Sunday, April 11, 2010

a story about time, and. unapologetically, a story about love.

March was filled with two weekends of packing and moving, a favorite friend in town, the annual trek to Washington, DC with students and no internet at home for the past week. But. I am now moved in and attempting to have a normal-looking life again.

That being said, I've finished some books since I last typed on here: Lost Illusions by Balzac, Special by Bella Bathurst, Until You Reach Me by Rebecca Stead, The Girl with the Dragon Tattoo by Steig Larsson and The Time Traveler's Wife by Audrey Niffenegger.  I have dreams to backtrack and write about them all in the coming weeks since I've skipped out on my Saturday morning ritual for almost two months.  Hate that. We shall see. I most recently finished The Time Traveler's Wife, so I will start there.

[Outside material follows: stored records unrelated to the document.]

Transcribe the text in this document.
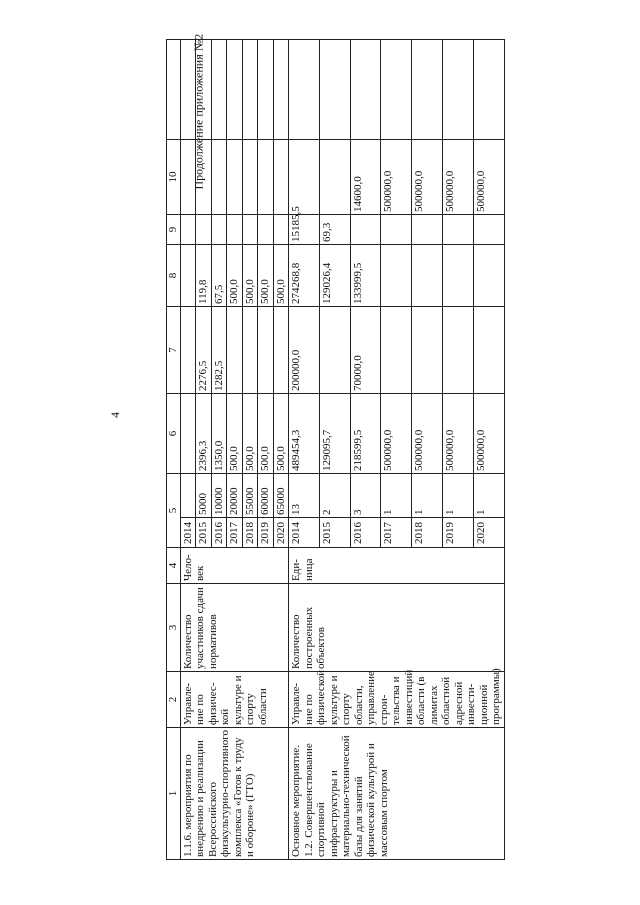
4
Продолжение приложения №2
1	2	3	4	5		6	7	8	9	10	
1.1.6. мероприятия по внедрению и реализации Всероссийского физкультурно-спортивного комплекса «Готов к труду и обороне» (ГТО)	Управле-ние по физичес-кой культуре и спорту области	Количество участников сдачи нормативов	Чело-век	2014							
				2015	5000	2396,3	2276,5	119,8			
				2016	10000	1350,0	1282,5	67,5			
				2017	20000	500,0		500,0			
				2018	55000	500,0		500,0			
				2019	60000	500,0		500,0			
				2020	65000	500,0		500,0			
Основное мероприятие. 1.2. Совершенствование спортивной инфраструктуры и материально-технической базы для занятий физической культурой и массовым спортом	Управле-ние по физической культуре и спорту области, управление строи-тельства и инвестиций области (в лимитах областной адресной инвести-ционной программы)	Количество построенных объектов	Еди-ница	2014	13	489454,3	200000,0	274268,8	15185,5		
				2015	2	129095,7		129026,4	69,3		
				2016	3	218599,5	70000,0	133999,5		14600,0	
				2017	1	500000,0				500000,0	
				2018	1	500000,0				500000,0	
				2019	1	500000,0				500000,0	
				2020	1	500000,0				500000,0	
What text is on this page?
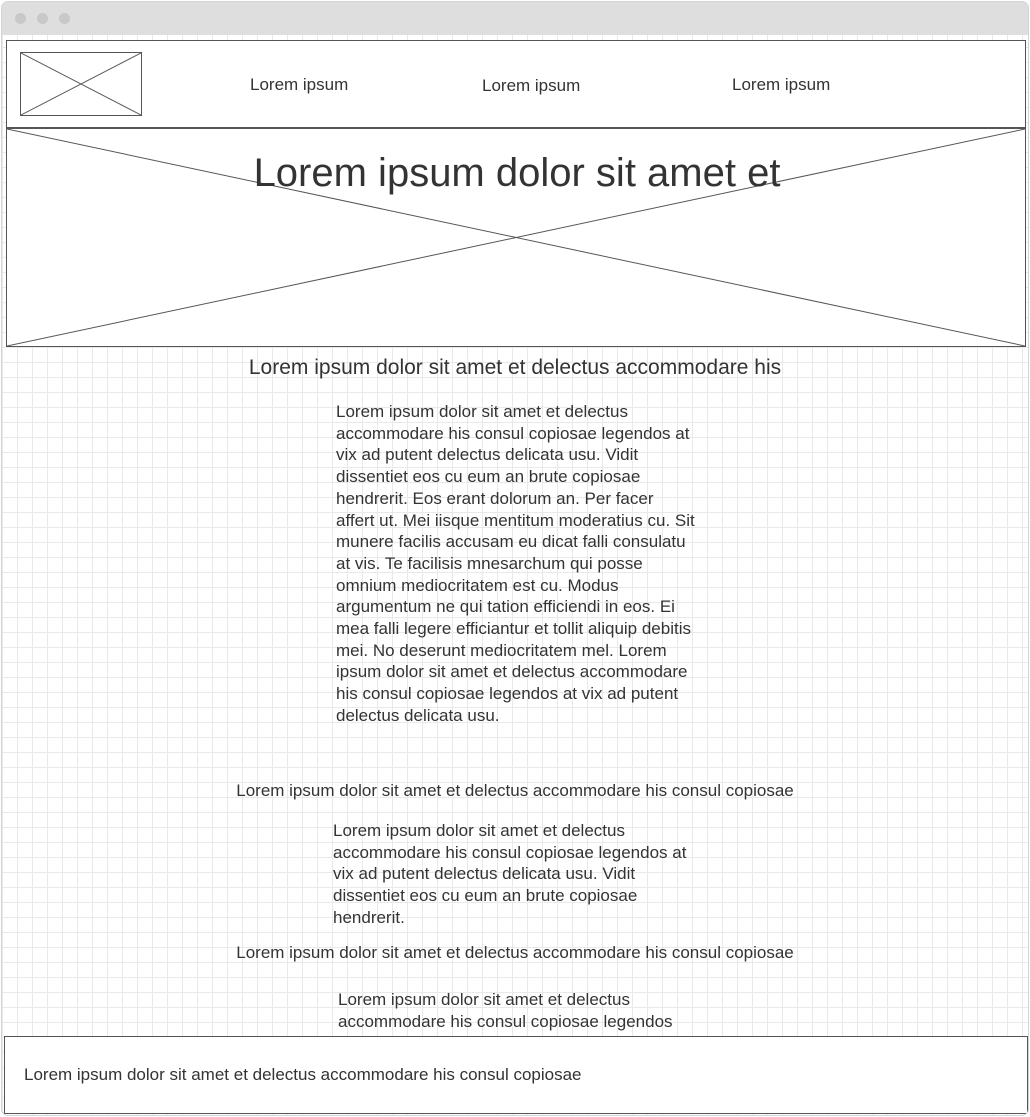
Lorem ipsum	Lorem ipsum	Lorem ipsum
Lorem ipsum dolor sit amet et
Lorem ipsum dolor sit amet et delectus accommodare his
Lorem ipsum dolor sit amet et delectus accommodare his consul copiosae legendos at vix ad putent delectus delicata usu. Vidit dissentiet eos cu eum an brute copiosae hendrerit. Eos erant dolorum an. Per facer affert ut. Mei iisque mentitum moderatius cu. Sit munere facilis accusam eu dicat falli consulatu at vis. Te facilisis mnesarchum qui posse omnium mediocritatem est cu. Modus argumentum ne qui tation efficiendi in eos. Ei mea falli legere efficiantur et tollit aliquip debitis mei. No deserunt mediocritatem mel. Lorem ipsum dolor sit amet et delectus accommodare his consul copiosae legendos at vix ad putent delectus delicata usu.
Lorem ipsum dolor sit amet et delectus accommodare his consul copiosae
Lorem ipsum dolor sit amet et delectus accommodare his consul copiosae legendos at vix ad putent delectus delicata usu. Vidit dissentiet eos cu eum an brute copiosae hendrerit.
Lorem ipsum dolor sit amet et delectus accommodare his consul copiosae
Lorem ipsum dolor sit amet et delectus accommodare his consul copiosae legendos
Lorem ipsum dolor sit amet et delectus accommodare his consul copiosae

I started out reading this because I wanted a quick, engaging read for spring break.  Many evenings were spent reading well into the morning. Henry is a time traveler who is not able to control when or where he goes.  In his twenties, after he meets Clare, his wife, he begins to travel back to her childhood.  Therefore, Clare always has memories of Henry, but Henry does not have memories of her until after they have met in real time, but is able to go back to other times of their lives with the perspective from the future (and yes, despite my Lost-watching, time travel is a difficult concept to wrap my mind around.)  Time and love are the two major themes I considered while reading.

Time is a funny thing that I can't stop thinking about lately, especially the relationship between time and self. When Henry visits from the future, young Clare isn't the same as the Clare in his present. When he meets 18-year-old Clare, he misses the depth that is the 33-year-old Clare. It is interesting to think about how time changes us and how it happens without us necessarily realizing it until we step out of it.  The core of me is the same, but I have changed so much in the nearly seven years I've lived in New York.  Though I can't plot out the exact moments that changed me, it is interesting to track our own stories of becoming...and to realize that I don't want to go back to my 23 year old self, as uneasy as I am to turn 30 this year.

I find myself always skeptical and sometimes cynical of saccharin literary love stories.  Because of the popularity of this book, I carried this attitude into my reading, but as it turns out, Henry and Clare's love story was beautiful in its complexity and imperfections and passion.

Time travel worked as a metaphor: in the present time Clare and Henry face incredible loss and it wears on their marriage.  Henry though, is able to revisit the times in their relationship when poetry was personified and was able to remember why love is worth fighting for.  I think that this concept is often lost on many of my own generation: things get difficult and the overriding belief is that it's easier to quit than to work through it--be it a relationship, a job, a dream. Remembering the good and true can completely change one's perspective.

What impressed me the most--or maybe what I connected to the most--about Niffenegger's book was her incorporation of poetry into the most emotionally charged moments.  I am a firm believer that poetry can encapsulate any moment better than prose or conversation or dialogue.  I am most often drawn to modern  and post modern poetry, but I was completely wrapped up in the verses from Homer's "The Odyssey" that Niffeneger leaves the reader with:

Now from his breast into his eyes the ache
of longing mounted, and he wept at last,
his dear wife, clear and faithful in his arms,
longed for as the sunwarmed earth is longed for by a swimmer
spent in rough water where his ship went down
under Poseidon's blows, gale winds and tons of sea. 
Few men can keep alive through a big surf
to crawl, clotted with brine, on kindly beaches
in joy, in joy, knowing the abyss behind:
and so she too rejoiced, her gaze upon her husband,
her white arms round him pressed as though forever.
(translated by Robert Fitzgerald)


I could write about this excerpt from the Odyssey and draw comparison's about travel, difficult journey's and hardship, but I will spare you (unless you want to come over to the new apartment for a book talk, please do). But in a rare moment in which I will not apologize for waxing romantic, or in the back of my mind judge myself for being saccharin (because its not a good idea to mock the Beautiful) I will say this:  the idea of having a person as a metaphor for home, the idea that through all of the hardships there is someone who will fight for you and wait for you, someone who cares about where you are and who you are and whose eyes will light up the minute that they see you, that is a beautiful thing.

1 comment:

Bridget said...

the lens in which you see the world helps to remind me to not only see, but embrace and believe in all things Beautiful. (caps, a must). thank you for sharing your view. and yes, I very much would like to come over for a book club meeting in your new apartment. what time? I will bring wine.